Месяц назад она просто выставила Сережу за дверь. А потом и мать…
– Я ее, Дим, не сдавал! – клялся Серега. – Это Маринка! Сказала, что у мамы деменция, хотя нет у нее никакой деменции! Нашла этот приют, заплатила за три месяца вперед из маминых же денег, которые со «сталинки» остались, и сдала ее! А мне сказала, что в санаторий отправила. Я только вчера узнал! Меня к ней не пускали! А потом соседи сказали, что маму увезли какие-то люди. Я по соцслужбам еле нашел этот адрес! Меня самого выгнали! Я теперь… у друга живу. Дим, забери ее, а? У меня денег нет…
***
Димка молча оформил документы. Мы забрали мать. Она была легкая, как перышко. В машине она держала меня за руку и все шептала:
– Оленька, деточка… прости меня… дуру старую… Я ж не знала… Я ж для них все… А они…
Я отвезла ее к нам в дом. Выделила ей лучшую комнату – светлую, с видом на сад. Мы ее отмыли, переодели, накормили.
Вечером она сидела в кресле, укутанная в плед.
– Оленька, – позвала она меня, – а Димочка… он простил меня?
– Простил, Антонина Петровна. Спите.
– А Сереженька… он же не виноват, да? Это все она, Маринка… змея…
– Спите, – повторила я.
Она задремала. А я вышла на веранду к Диме.
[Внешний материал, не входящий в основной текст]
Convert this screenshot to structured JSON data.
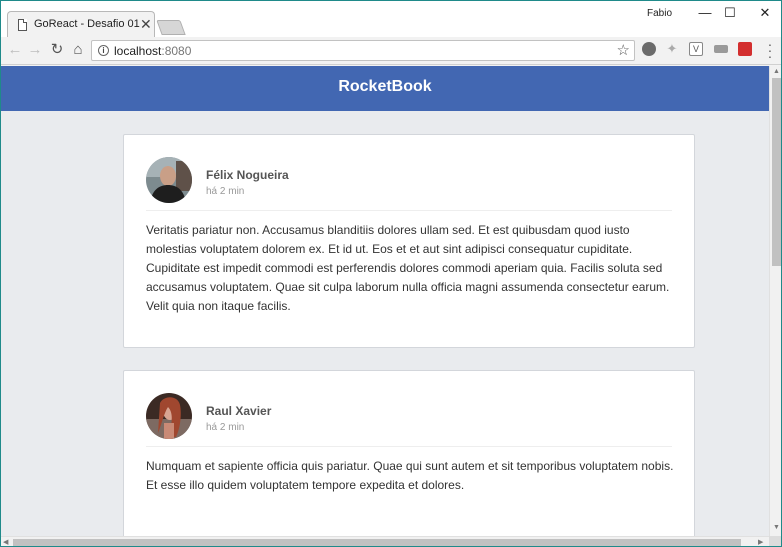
{
  "browser": {
    "tab_title": "GoReact - Desafio 01",
    "tab_close": "✕",
    "profile_name": "Fabio",
    "url_host": "localhost",
    "url_port": ":8080",
    "minimize": "—",
    "maximize": "☐",
    "close": "✕"
  },
  "app": {
    "title": "RocketBook",
    "header_color": "#4267b2",
    "background_color": "#e9ebee"
  },
  "posts": [
    {
      "author": "Félix Nogueira",
      "time": "há 2 min",
      "content": "Veritatis pariatur non. Accusamus blanditiis dolores ullam sed. Et est quibusdam quod iusto molestias voluptatem dolorem ex. Et id ut. Eos et et aut sint adipisci consequatur cupiditate. Cupiditate est impedit commodi est perferendis dolores commodi aperiam quia. Facilis soluta sed accusamus voluptatem. Quae sit culpa laborum nulla officia magni assumenda consectetur earum. Velit quia non itaque facilis."
    },
    {
      "author": "Raul Xavier",
      "time": "há 2 min",
      "content": "Numquam et sapiente officia quis pariatur. Quae qui sunt autem et sit temporibus voluptatem nobis. Et esse illo quidem voluptatem tempore expedita et dolores."
    }
  ]
}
Он стоял и курил, глядя в темноту.
– Вот так, Оль, – сказал он глухо. – Жизнь-то как повернула.
– Это не жизнь, Дим, – сказала я, прижимаясь к его плечу. – Это…
Я вдруг вспомнила бабу Зину — её маленькую спину, согнувшуюся над кухонной плитой, ее тихий шепот: «Что ж ты, дочка, так со мной…» И подумала: может, в жизни всё не исчезает? Может, всё просто возвращается туда, где когда-то было очень больно.